O resto eu simplesmente tenho uma vontade enorme de pular, porque o ritmo é lento demais e as imagens (pelo menos pra mim) não batem muito bem com a música. Exceto o Night at the Bald Mountain, que tem alguns designs interessantes, mas logo perde o ritmo.

Mas eu assistia Os Imaginadores não ironicamente, do que é que eu sei?

Mas é simplesmente um espetáculo, e se você nunca assistiu, deveria assistir pelo menos uma vez, garanto que vai achar algo que vai te agradar.
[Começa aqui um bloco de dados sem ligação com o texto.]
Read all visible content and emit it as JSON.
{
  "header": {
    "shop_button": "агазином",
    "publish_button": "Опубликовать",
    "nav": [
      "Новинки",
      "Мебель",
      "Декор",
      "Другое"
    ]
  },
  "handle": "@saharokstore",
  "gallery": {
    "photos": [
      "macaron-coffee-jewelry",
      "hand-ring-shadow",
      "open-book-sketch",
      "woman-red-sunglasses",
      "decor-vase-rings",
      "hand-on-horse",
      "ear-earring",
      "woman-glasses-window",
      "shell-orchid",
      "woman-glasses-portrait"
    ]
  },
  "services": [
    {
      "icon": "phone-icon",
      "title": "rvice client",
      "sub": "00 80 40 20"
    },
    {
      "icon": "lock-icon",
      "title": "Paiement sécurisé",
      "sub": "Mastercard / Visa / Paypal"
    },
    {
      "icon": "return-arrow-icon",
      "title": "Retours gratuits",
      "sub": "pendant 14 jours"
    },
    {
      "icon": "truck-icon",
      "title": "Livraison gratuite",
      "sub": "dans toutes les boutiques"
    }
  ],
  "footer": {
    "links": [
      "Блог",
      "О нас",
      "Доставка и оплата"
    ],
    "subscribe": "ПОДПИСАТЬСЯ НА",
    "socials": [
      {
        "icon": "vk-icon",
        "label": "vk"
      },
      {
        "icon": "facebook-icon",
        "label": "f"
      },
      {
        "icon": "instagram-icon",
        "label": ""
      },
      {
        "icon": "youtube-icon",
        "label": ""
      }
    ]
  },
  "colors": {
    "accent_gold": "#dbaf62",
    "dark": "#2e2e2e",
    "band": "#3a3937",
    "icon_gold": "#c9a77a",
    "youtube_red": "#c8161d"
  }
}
Uma última curiosidade: Fantasia teve algumas cenas alteradas devido a uma centaura considerada racista. Não é algo que vá fazer muita diferença no final (exceto na cena que Baco vai se sentar em seu trono), mas ainda é negar um elemento da época, assim como outro que veremos no futuro. Se tem curiosidade, veja esse vídeo.
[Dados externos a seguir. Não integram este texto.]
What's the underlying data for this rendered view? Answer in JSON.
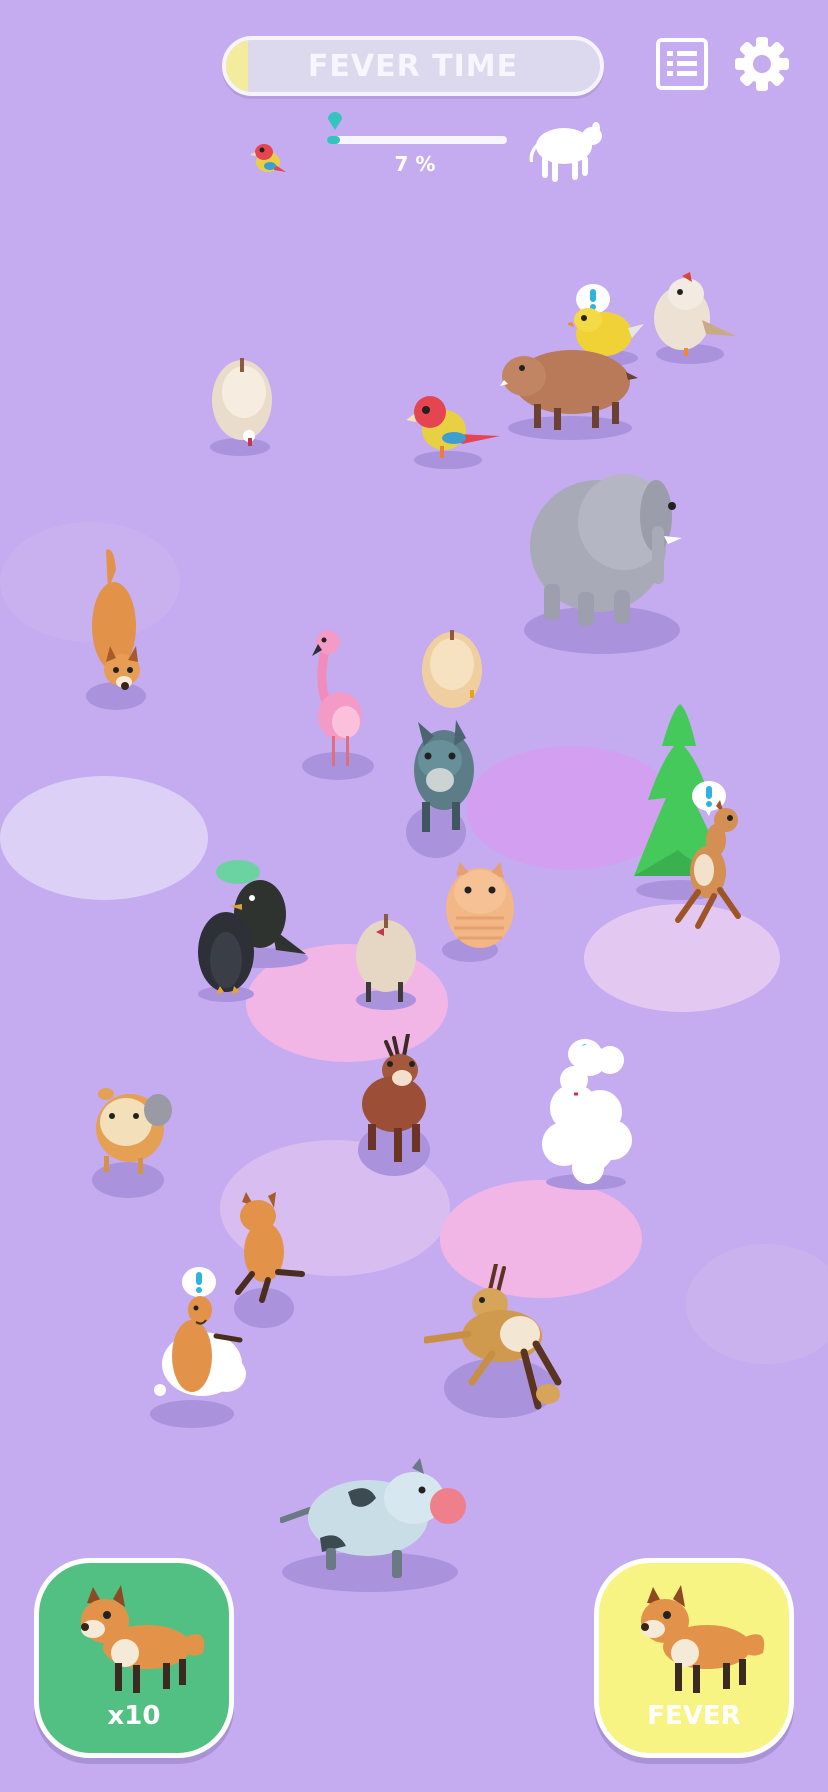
{
  "hud": {
    "fever_label": "FEVER TIME",
    "fever_progress": 0.06,
    "progress_text": "7 %",
    "progress_value": 0.07,
    "start_animal": "parrot",
    "goal_animal": "cow-silhouette",
    "menu_icon": "list-icon",
    "settings_icon": "gear-icon"
  },
  "buttons": {
    "spawn_label": "x10",
    "fever_label": "FEVER",
    "spawn_animal": "fox",
    "fever_animal": "fox"
  },
  "animals": [
    "parrot",
    "hamster",
    "chicken",
    "yellow-chick",
    "warthog",
    "elephant",
    "fox",
    "flamingo",
    "hamster",
    "donkey",
    "pine-tree",
    "deer",
    "penguin",
    "crow",
    "pig",
    "cat",
    "chicken",
    "moose",
    "sheep",
    "guinea-pig",
    "fox",
    "gazelle",
    "llama",
    "cow"
  ],
  "colors": {
    "background": "#c5abef",
    "spawn_button": "#53c083",
    "fever_button": "#f7f484",
    "progress_fill": "#35c3c0",
    "alert_mark": "#2fb3de"
  }
}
Embora Fantasia tivesse sido um sucesso de crítica, foi um fracasso na bilheteria, e Válter acabou gastando mais que o normal devido a toda a parafernália que teve que criar e arrumar com sua equipe. Então resolveu voltar à sua zona de conforto, rápido, e de forma lucrativa.


Walt produziu The Reluctant Dragon, que à primeira vista parecia ser um longa animado, mas na prática era mais um making-of do processo de animação.
O filme acompanha Robert Benchley, que é um ator tão antigo que eu creio que nada que ele tenha feito vá ser familiar a vocês. Eu pesquisei sobre o cara e não lembro o que ele fez, oras. A esposa de Robert leu o livro do tal Dragão, e mandou ele pro Sr. Válter pra sugerir como adaptação.


Relutantemente (HÁ), Robert vai pro estúdio e acompanha o processo da craftação de um desenho animado, das salas de treinamento pra desenhistas até a projeção final.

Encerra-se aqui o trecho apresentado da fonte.